The solution is to tax all single-use food packaging, even if it’s recyclable. Perhaps a gradually increasing tax would be the best way to implement this, so people have time to acquire reusable containers and stores and food companies have time to adjust their systems. The tax would have to apply to the packaging used to transport goods to the store as well (such as large cardboard boxes), so there would be an incentive to create a completely closed loop - no single-use packaging anywhere along the supply chain.

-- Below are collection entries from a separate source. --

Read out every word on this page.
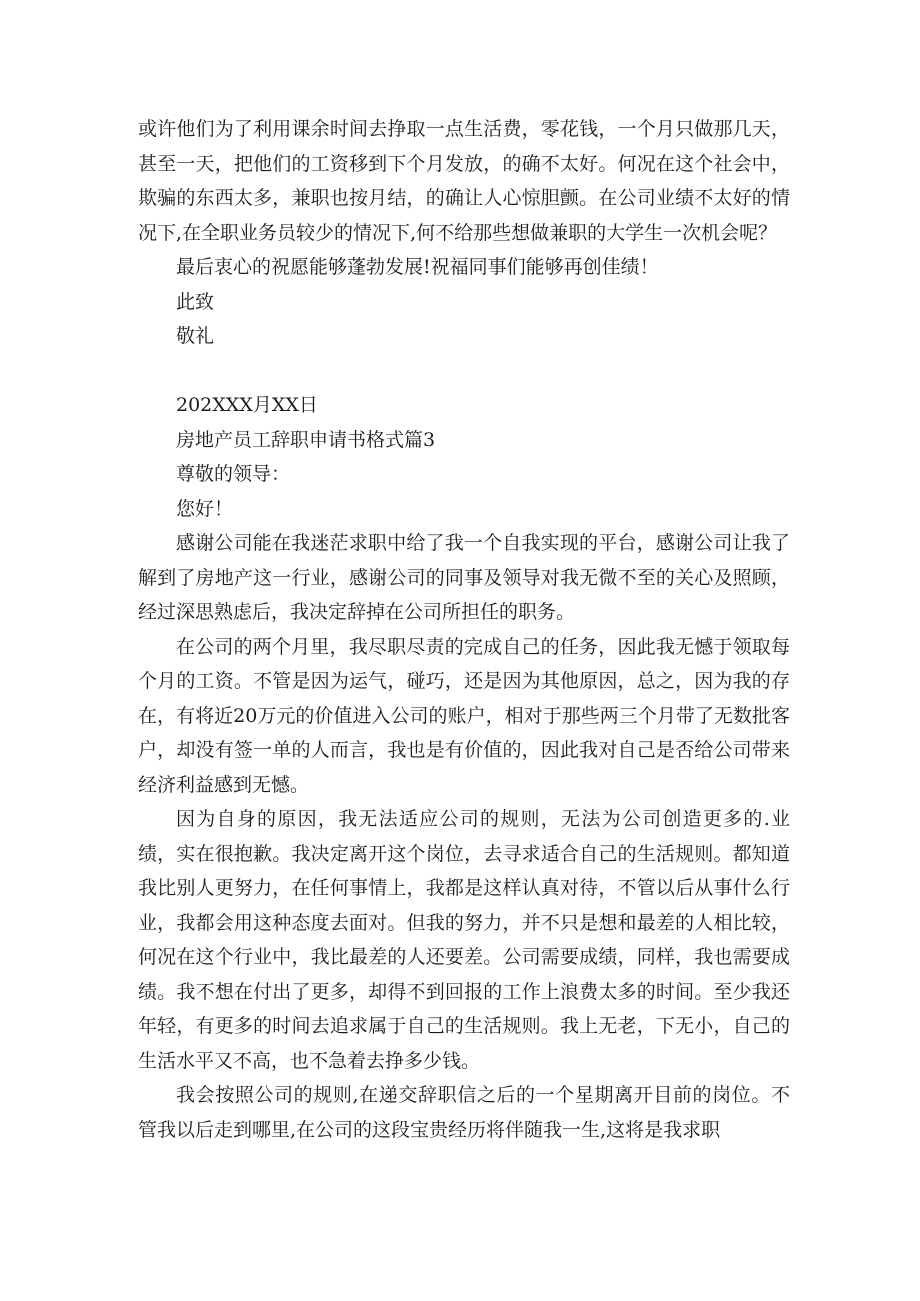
或许他们为了利用课余时间去挣取一点生活费，零花钱，一个月只做那几天，甚至一天，把他们的工资移到下个月发放，的确不太好。何况在这个社会中，欺骗的东西太多，兼职也按月结，的确让人心惊胆颤。在公司业绩不太好的情况下,在全职业务员较少的情况下,何不给那些想做兼职的大学生一次机会呢？

最后衷心的祝愿能够蓬勃发展!祝福同事们能够再创佳绩！

此致

敬礼

202XXX月XX日

房地产员工辞职申请书格式篇3

尊敬的领导：

您好！

感谢公司能在我迷茫求职中给了我一个自我实现的平台，感谢公司让我了解到了房地产这一行业，感谢公司的同事及领导对我无微不至的关心及照顾，经过深思熟虑后，我决定辞掉在公司所担任的职务。

在公司的两个月里，我尽职尽责的完成自己的任务，因此我无憾于领取每个月的工资。不管是因为运气，碰巧，还是因为其他原因，总之，因为我的存在，有将近20万元的价值进入公司的账户，相对于那些两三个月带了无数批客户，却没有签一单的人而言，我也是有价值的，因此我对自己是否给公司带来经济利益感到无憾。

因为自身的原因，我无法适应公司的规则，无法为公司创造更多的.业绩，实在很抱歉。我决定离开这个岗位，去寻求适合自己的生活规则。都知道我比别人更努力，在任何事情上，我都是这样认真对待，不管以后从事什么行业，我都会用这种态度去面对。但我的努力，并不只是想和最差的人相比较，何况在这个行业中，我比最差的人还要差。公司需要成绩，同样，我也需要成绩。我不想在付出了更多，却得不到回报的工作上浪费太多的时间。至少我还年轻，有更多的时间去追求属于自己的生活规则。我上无老，下无小，自己的生活水平又不高，也不急着去挣多少钱。

我会按照公司的规则,在递交辞职信之后的一个星期离开目前的岗位。不管我以后走到哪里,在公司的这段宝贵经历将伴随我一生,这将是我求职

It would take some ingenuity to create machines that would dispense food into customer-owned containers in a sanitary manner, since you couldn’t ensure that people would bring in perfectly clean containers. I’m confident that it could be done, though, for most food. Liquids are easy, since we already have the technology to dispense liquids into people’s containers. Oats, coffee, and other bulk-ish foods are also easy, since they can be poured. Crackers, meats, and the like would be the hardest, since you can’t dump crackers out of a chute without breaking them, and meats are just plain messy. Meats could be distributed in store-owned containers with a substantial deposit, and the store could wash and sanitize them upon return.

What do you think of this proposal to close the loop? How could the tax on food packaging be levied fairly, considering the vast array of foods and packages currently on the market?

5 Responses to “Close the Loop on Food Packaging”


When we pick up our veggies from our CSA everything comes in a box which we bring back. And its local.

How about making for packaging reusable as other stuff? All of our glasses are reused jars and many people reuse things like butter tubs for food storage. If the packaging was made attractive for reuse then people could do this. Flour sacks used to be made out of printed cloth and people made dresses for the kids out of them.

If people were taught how to cook from scratch and all of the adults in the family didn’t have to work full time to make ends meet, we would cut down on packaging because prepared stuff is the most over packaged. That’s a big societal change to ask for.

1

That’s the way our Pioneer Organics deliveries come, too - in a plastic crate that they pick up next time they deliver.

I think repurposing food packaging at least makes us feel better about buying things that come in a single-use container, but we ultimately still buy more of that product and can’t possibly use all the containers. You can only have so many sour cream tubs before they don’t fit in the cabinet any more, so you ultimately have to get rid of some of them.

However, this is the approach I take with plastic grocery bags, which inevitably rip or get nasty when you use them for something else, e.g. to protect your backpack from potentially leaky leftover containers on the way to work. It’s better than just throwing them out, but ultimately they do end up in the bin.

What we really need is a closed loop from which nothing escapes - every product is designed to be reused indefinitely, then recycled when it’s no longer usable.

In Cradle to Cradle, which Aaron and Daniel should definitely have blogged about now, the authors argue that we shouldn’t “downcycle” things in the way that soda bottles are recycled into lower-grade plastic that can’t be used to make more soda bottles, but can be used to make plastic boards and the like. They say we should instead design things to be remade infinitely into equal-quality products. Sounds good to me, but I don’t know if it’s even possible for most products.